Train In Data
Talk Abstract: Building and Deploying Reproducible Machine Learning Pipelines
Deployment of machine learning (ML) models, or simply, putting ML models into production, is fundamentally about bridging the gap between the research environment and live systems. Successful deployments make our models available so they can be easily accessed by both internal and external systems, depending on business requirements. Once our ML models are deployed, other systems can send input data to these models and receive back predictions. Only through effective machine learning model deployment can we maximize the business value of the models we build. When we think about data science, we think about how to build machine learning models. We think about which algorithm will be more predictive, how to engineer our features and which variables to use to make the models more accurate. However, the “last mile” of planning how to use the models in production is often neglected, despite its critical importance. Machine learning systems have all the usual challenges of software development, combined with additional data science-specific challenges, which means that deployments and system architecture require careful planning. This is a realisation that many individuals and organisations make when it is too late. In this talk, we will discuss the steps and challenges involved in putting a machine learning model into production. We will cover setting up an effective machine learning pipeline for feature engineering, feature selection and model building. We will describe the architecture of the research and production environments and how they can be connected. We will highlight the challenges to obtaining reproducible models between the two environments and how to ensure reproducibility. Finally we will present a machine learning pipeline solution that tackles these problems.

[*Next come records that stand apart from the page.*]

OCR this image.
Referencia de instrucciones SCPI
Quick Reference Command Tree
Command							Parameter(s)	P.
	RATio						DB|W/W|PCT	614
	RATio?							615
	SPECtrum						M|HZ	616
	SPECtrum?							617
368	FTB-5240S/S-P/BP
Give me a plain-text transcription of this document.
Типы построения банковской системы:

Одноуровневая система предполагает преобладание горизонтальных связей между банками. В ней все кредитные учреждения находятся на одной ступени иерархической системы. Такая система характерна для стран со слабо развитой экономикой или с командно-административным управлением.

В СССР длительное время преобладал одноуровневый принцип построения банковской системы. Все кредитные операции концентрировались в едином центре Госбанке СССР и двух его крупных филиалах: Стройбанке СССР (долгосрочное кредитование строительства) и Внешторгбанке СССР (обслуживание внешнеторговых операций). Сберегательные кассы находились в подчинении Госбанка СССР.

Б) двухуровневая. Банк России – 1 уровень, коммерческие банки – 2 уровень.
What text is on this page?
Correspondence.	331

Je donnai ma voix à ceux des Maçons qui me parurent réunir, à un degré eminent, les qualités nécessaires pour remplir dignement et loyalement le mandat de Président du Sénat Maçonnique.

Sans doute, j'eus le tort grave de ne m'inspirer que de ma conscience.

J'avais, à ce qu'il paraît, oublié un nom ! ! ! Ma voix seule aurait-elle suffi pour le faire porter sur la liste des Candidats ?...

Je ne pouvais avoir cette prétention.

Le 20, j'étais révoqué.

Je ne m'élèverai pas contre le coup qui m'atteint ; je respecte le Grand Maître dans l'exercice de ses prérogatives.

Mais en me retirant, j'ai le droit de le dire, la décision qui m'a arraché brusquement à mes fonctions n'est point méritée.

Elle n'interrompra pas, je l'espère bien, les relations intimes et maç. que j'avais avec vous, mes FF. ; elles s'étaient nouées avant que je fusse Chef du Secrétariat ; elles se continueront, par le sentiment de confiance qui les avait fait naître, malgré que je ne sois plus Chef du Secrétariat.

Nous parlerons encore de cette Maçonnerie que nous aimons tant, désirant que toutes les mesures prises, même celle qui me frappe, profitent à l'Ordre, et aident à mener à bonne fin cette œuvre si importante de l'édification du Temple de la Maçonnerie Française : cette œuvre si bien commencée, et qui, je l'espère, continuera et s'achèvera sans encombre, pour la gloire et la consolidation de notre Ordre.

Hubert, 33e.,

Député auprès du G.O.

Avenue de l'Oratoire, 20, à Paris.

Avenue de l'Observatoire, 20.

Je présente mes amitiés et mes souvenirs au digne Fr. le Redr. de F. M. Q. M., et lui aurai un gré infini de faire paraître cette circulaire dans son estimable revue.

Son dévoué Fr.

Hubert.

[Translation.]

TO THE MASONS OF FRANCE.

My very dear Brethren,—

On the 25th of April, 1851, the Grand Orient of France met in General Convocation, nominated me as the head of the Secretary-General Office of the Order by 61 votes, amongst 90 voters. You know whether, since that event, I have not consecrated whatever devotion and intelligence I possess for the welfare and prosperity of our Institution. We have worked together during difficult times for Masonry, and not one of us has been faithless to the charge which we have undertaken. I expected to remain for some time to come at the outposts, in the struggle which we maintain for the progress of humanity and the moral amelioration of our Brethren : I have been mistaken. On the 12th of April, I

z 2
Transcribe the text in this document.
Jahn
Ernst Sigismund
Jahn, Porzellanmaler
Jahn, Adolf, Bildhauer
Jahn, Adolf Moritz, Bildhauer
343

Bio: Soledad is a Lead Data Scientist at the insurance company LV= and a Udemy instructor of machine learning courses. Soledad has 2+ years of experience in data science and analytics in finance and insurance, and 10+ years of experience in scientific research in academia. Having transitioned from academia to data science, Soledad is passionate about enabling data scientists and academics to transition into the field, and helping data scientists increase their breadth of knowledge. Over the last 2 years, Soledad shared insights in blogs and talks for the data science community. She also created 3 online courses on machine learning which are live in Udemy and continue to receive excellent reviews from students. Soledad is passionate about extracting meaningful information from data and supporting people and organisations make solid and reliable data driven decisions. At LV=, Soledad is leading the implementation of machine learning across the multiple company’s business areas. At Udemy, she is teaching 3000+ students around the globe. And in her free time, she is supporting a team of conservationists in Namibia to understand human-wildlife interaction with data analysis and statistics.